Spitzmaulnashorn (Erlebniszoo Hannover)

Das Spitzmaulnashorn ist die kleinere der beiden afrikanischen Nashornarten.
Es erreicht eine Kopf-Rumpf-Länge von bis zu 350 cm – hinzu kommt noch ein bis zu 70 cm langer Schwanz. Die Schulterhöhe beträgt um die 160 cm. Das Gewicht variiert zwischen den Geschlechtern: Kühe werden in der Regel bis zu 900 kg schwer, während Bullen bis zu 1,4 t wiegen können. Damit ist es die kleinere der beiden afrikanischen Nashornarten. Allgemein haben sie einen robusten Körperbau mit kräftigen, kurzen Beinen. Diese enden wie bei allen heutigen Nashörnern in drei Zehen, wobei die Vorderfüße deutlich größer als die Hinterfüße sind. Die Rückenlinie weist ein leichtes Hohlkreuz auf. Markantestes Kennzeichen des Spitzmaulnashornes sind seine beiden Hörner, von denen das vordere größere auf der Nase (Nashorn) und das hintere kleinere auf der Stirn (Frontalhorn) sitzt.

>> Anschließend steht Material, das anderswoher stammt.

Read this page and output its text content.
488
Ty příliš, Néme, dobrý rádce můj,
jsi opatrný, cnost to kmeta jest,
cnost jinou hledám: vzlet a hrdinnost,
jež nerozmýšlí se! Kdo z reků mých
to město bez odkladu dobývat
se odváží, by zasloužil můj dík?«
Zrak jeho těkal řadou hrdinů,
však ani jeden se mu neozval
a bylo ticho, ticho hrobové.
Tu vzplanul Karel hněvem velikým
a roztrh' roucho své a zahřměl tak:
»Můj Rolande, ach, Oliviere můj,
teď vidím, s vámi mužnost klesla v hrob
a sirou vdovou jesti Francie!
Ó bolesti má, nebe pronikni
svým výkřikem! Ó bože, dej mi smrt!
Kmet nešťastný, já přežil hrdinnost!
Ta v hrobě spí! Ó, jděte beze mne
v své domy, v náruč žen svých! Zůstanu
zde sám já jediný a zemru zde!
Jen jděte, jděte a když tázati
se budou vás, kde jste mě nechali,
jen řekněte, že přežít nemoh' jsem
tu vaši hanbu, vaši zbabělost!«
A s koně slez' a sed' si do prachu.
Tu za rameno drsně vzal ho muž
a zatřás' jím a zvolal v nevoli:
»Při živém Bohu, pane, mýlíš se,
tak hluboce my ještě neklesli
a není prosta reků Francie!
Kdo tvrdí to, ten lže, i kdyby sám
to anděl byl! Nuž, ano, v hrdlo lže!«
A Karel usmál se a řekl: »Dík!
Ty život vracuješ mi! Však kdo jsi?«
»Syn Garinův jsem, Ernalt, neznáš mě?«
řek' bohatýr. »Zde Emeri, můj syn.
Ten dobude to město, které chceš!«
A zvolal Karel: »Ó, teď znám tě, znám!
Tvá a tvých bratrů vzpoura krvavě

Die Farbe der Haut des Spitzmaulnashorns ist überwiegend grau, kann aber auch einen gelblich-braunen bis dunkelbraunen Farbton annehmen, je nach Intensität der Sonneneinstrahlung. Dabei ist die Haut im Bereich des Bauches etwas heller gefärbt. Die Haut weist keine Falten auf mit Ausnahme am Ellenbogen und Knie sowie am Nacken hinter den Ohren. An den Körperseiten bilden sich teils rippenähnliche Falten.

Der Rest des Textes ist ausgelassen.